Thursday, February 28, 2008

Forecasting with econometric models

Here's another interesting example where explanatory and predictive tasks create different models: econometric models. These are essentially regression models of the form:

Y(t) = beta0 + beta1 Y(t-1) + beta2 X(t) + beta3 X(t-1) + beta4 Z(t-1) + noise

An example would be forecasting Y(t)= consumer spending at time t, where the input variables can be consumer spending in previous time periods and/or other information that is available at time t or earlier.

In economics, when Y(t) is the state of the economy at time t, there is a distinction between three types of variables (aka "indicators"): Leading, coincident, and lagging variables. Leading indicators are those that change before the economy changes (e.g. the stock market); coincident indicators change during the period when the economy changes (e.g., GDP), and lagging indicators change after the economy changes (e.g., unemployment). -- see about.com.

This distinction is especially revealing when we consider the difference between building an econometric model for the purpose of explaining vs. forecasting. For explaining, you can have both leading and coincident variables as inputs. However, if the purpose is forecasting, the inclusion of coincident variables requires one to forecast them before they can be used to forecast Y(t). An alternative is to lag those variables and include them only in leading-indicator format.

I found a neat example of a leading indicator on thefreedictionary.com: The "Leading Lipstick Indicator"
is based on the theory that a consumer turns to less-expensive indulgences, such as lipstick, when she (or he) feels less than confident about the future. Therefore, lipstick sales tend to increase during times of economic uncertainty or a recession. This term was coined by Leonard Lauder (chairman of Estee Lauder), who consistently found that during tough economic times, his lipstick sales went up. Believe it or not, the indicator has been quite a reliable signal of consumer attitudes over the years. For example, in the months following the Sept 11 terrorist attacks, lipstick sales doubled

Tuesday, February 26, 2008

Data mining competition season

Those who've been following my postings probably recall "competition season" when all of a sudden there are multiple new interesting datasets out there, each framing a business problem that requires the combination of data mining and creativity.

Two such competitions are the SAS Data Mining Shootout and the 2008 Neural Forecasting Competition.
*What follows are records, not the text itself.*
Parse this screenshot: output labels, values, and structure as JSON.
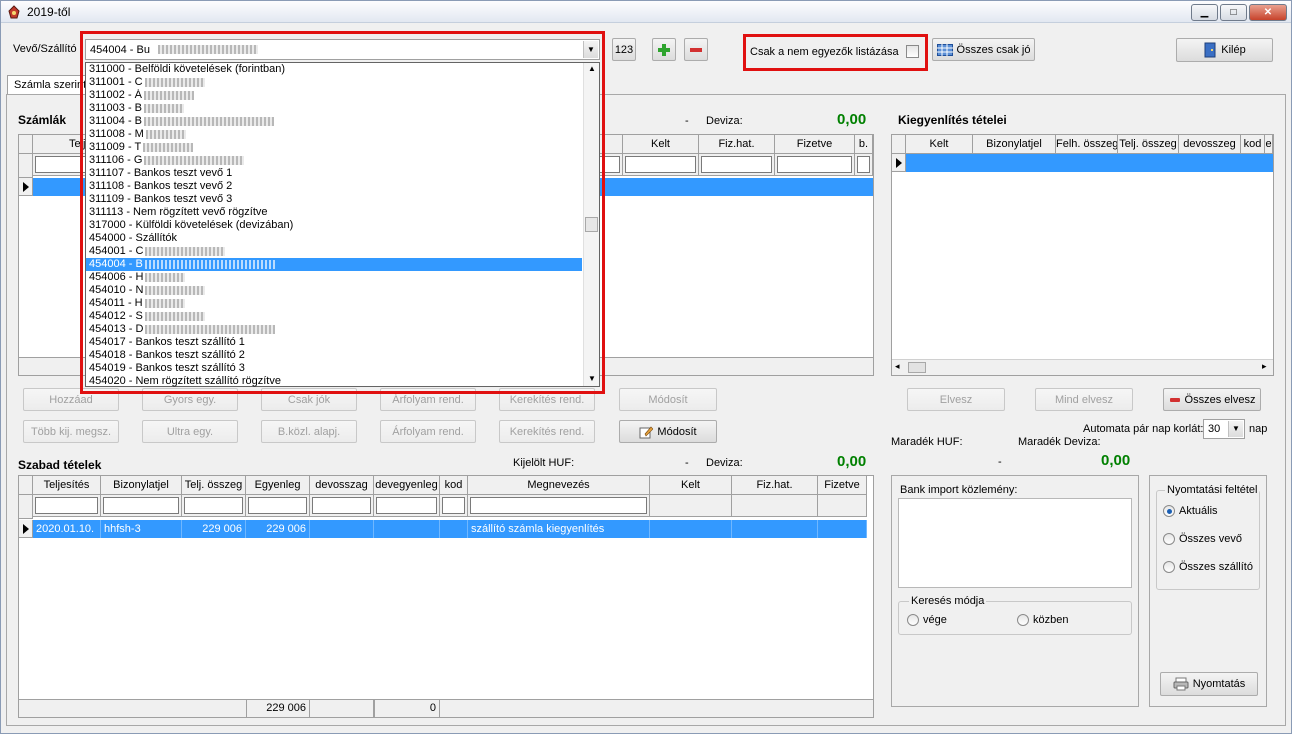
{
  "window": {
    "title": "2019-től",
    "min": "▁",
    "max": "□",
    "close": "✕"
  },
  "top": {
    "vevo_label": "Vevő/Szállító",
    "combo_value": "454004 - Bu",
    "btn_123": "123",
    "only_mismatch_label": "Csak a nem egyezők listázása",
    "all_only_good": "Összes csak jó",
    "exit": "Kilép"
  },
  "tab": {
    "label": "Számla szerint"
  },
  "dropdown": {
    "items": [
      {
        "text": "311000 - Belföldi követelések (forintban)",
        "blur": 0
      },
      {
        "text": "311001 - C",
        "blur": 60
      },
      {
        "text": "311002 - Á",
        "blur": 50
      },
      {
        "text": "311003 - B",
        "blur": 40
      },
      {
        "text": "311004 - B",
        "blur": 130
      },
      {
        "text": "311008 - M",
        "blur": 40
      },
      {
        "text": "311009 - T",
        "blur": 50
      },
      {
        "text": "311106 - G",
        "blur": 100
      },
      {
        "text": "311107 - Bankos teszt vevő 1",
        "blur": 0
      },
      {
        "text": "311108 - Bankos teszt vevő 2",
        "blur": 0
      },
      {
        "text": "311109 - Bankos teszt vevő 3",
        "blur": 0
      },
      {
        "text": "311113 - Nem rögzített vevő rögzítve",
        "blur": 0
      },
      {
        "text": "317000 - Külföldi követelések (devizában)",
        "blur": 0
      },
      {
        "text": "454000 - Szállítók",
        "blur": 0
      },
      {
        "text": "454001 - C",
        "blur": 80
      },
      {
        "text": "454004 - B",
        "blur": 130,
        "selected": true
      },
      {
        "text": "454006 - H",
        "blur": 40
      },
      {
        "text": "454010 - N",
        "blur": 60
      },
      {
        "text": "454011 - H",
        "blur": 40
      },
      {
        "text": "454012 - S",
        "blur": 60
      },
      {
        "text": "454013 - D",
        "blur": 130
      },
      {
        "text": "454017 - Bankos teszt szállító 1",
        "blur": 0
      },
      {
        "text": "454018 - Bankos teszt szállító 2",
        "blur": 0
      },
      {
        "text": "454019 - Bankos teszt szállító 3",
        "blur": 0
      },
      {
        "text": "454020 - Nem rögzített szállító rögzítve",
        "blur": 0
      }
    ]
  },
  "szamlak": {
    "title": "Számlák",
    "dash": "-",
    "deviza_label": "Deviza:",
    "deviza_value": "0,00",
    "headers": [
      "Telje",
      "Kelt",
      "Fiz.hat.",
      "Fizetve",
      "b."
    ]
  },
  "kiegyenlites": {
    "title": "Kiegyenlítés tételei",
    "headers": [
      "Kelt",
      "Bizonylatjel",
      "Felh. összeg",
      "Telj. összeg",
      "devosszeg",
      "kod",
      "e"
    ],
    "btn_elvesz": "Elvesz",
    "btn_mind_elvesz": "Mind elvesz",
    "btn_osszes_elvesz": "Összes elvesz"
  },
  "buttons_row1": [
    "Hozzáad",
    "Gyors egy.",
    "Csak jók",
    "Árfolyam rend.",
    "Kerekítés rend.",
    "Módosít"
  ],
  "buttons_row2": [
    "Több kij. megsz.",
    "Ultra egy.",
    "B.közl. alapj.",
    "Árfolyam rend.",
    "Kerekítés rend.",
    "Módosít"
  ],
  "automata": {
    "label": "Automata pár nap korlát:",
    "value": "30",
    "unit": "nap"
  },
  "maradek": {
    "huf_label": "Maradék HUF:",
    "deviza_label": "Maradék Deviza:",
    "huf_value": "-",
    "deviza_value": "0,00"
  },
  "szabad": {
    "title": "Szabad tételek",
    "kijelolt_label": "Kijelölt HUF:",
    "kijelolt_value": "-",
    "deviza_label": "Deviza:",
    "deviza_value": "0,00",
    "headers": [
      "Teljesítés",
      "Bizonylatjel",
      "Telj. összeg",
      "Egyenleg",
      "devosszag",
      "devegyenleg",
      "kod",
      "Megnevezés",
      "Kelt",
      "Fiz.hat.",
      "Fizetve"
    ],
    "row": [
      "2020.01.10.",
      "hhfsh-3",
      "229 006",
      "229 006",
      "",
      "",
      "",
      "szállító számla kiegyenlítés",
      "",
      "",
      ""
    ],
    "footer_telj": "229 006",
    "footer_dev": "0"
  },
  "bank": {
    "label": "Bank import közlemény:",
    "search_title": "Keresés módja",
    "opt_vege": "vége",
    "opt_kozben": "közben"
  },
  "print": {
    "title": "Nyomtatási feltétel",
    "opts": [
      "Aktuális",
      "Összes vevő",
      "Összes szállító"
    ],
    "button": "Nyomtatás"
  },
  "accent": {
    "selection": "#3399ff",
    "green": "#008000",
    "highlight": "#e01010"
  }
}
The SAS problem concerns revenue management for an airline who wants to improve their customer satisfaction. The NN5 competition is about forecasting cash withdrawals from ATMs.

Here are the similarities between the two competitions: they both provide real data and reasonably real business problems. Now to a more interesting similarity: they both have time series forecasting tasks. From a recent survey on the popularity of types of data mining techniques, it appears that time series are becoming more and more prominent. They also both require registration in order to get access to the data (I didn't compare their terms of use, but that's another interesting comparison), and welcome any type of modeling. Finally, they are both tied to a conference, where competitors can present their results and methods.

What would be really nice is if, like in KDD, the winners' papers would be published online and made publicly available.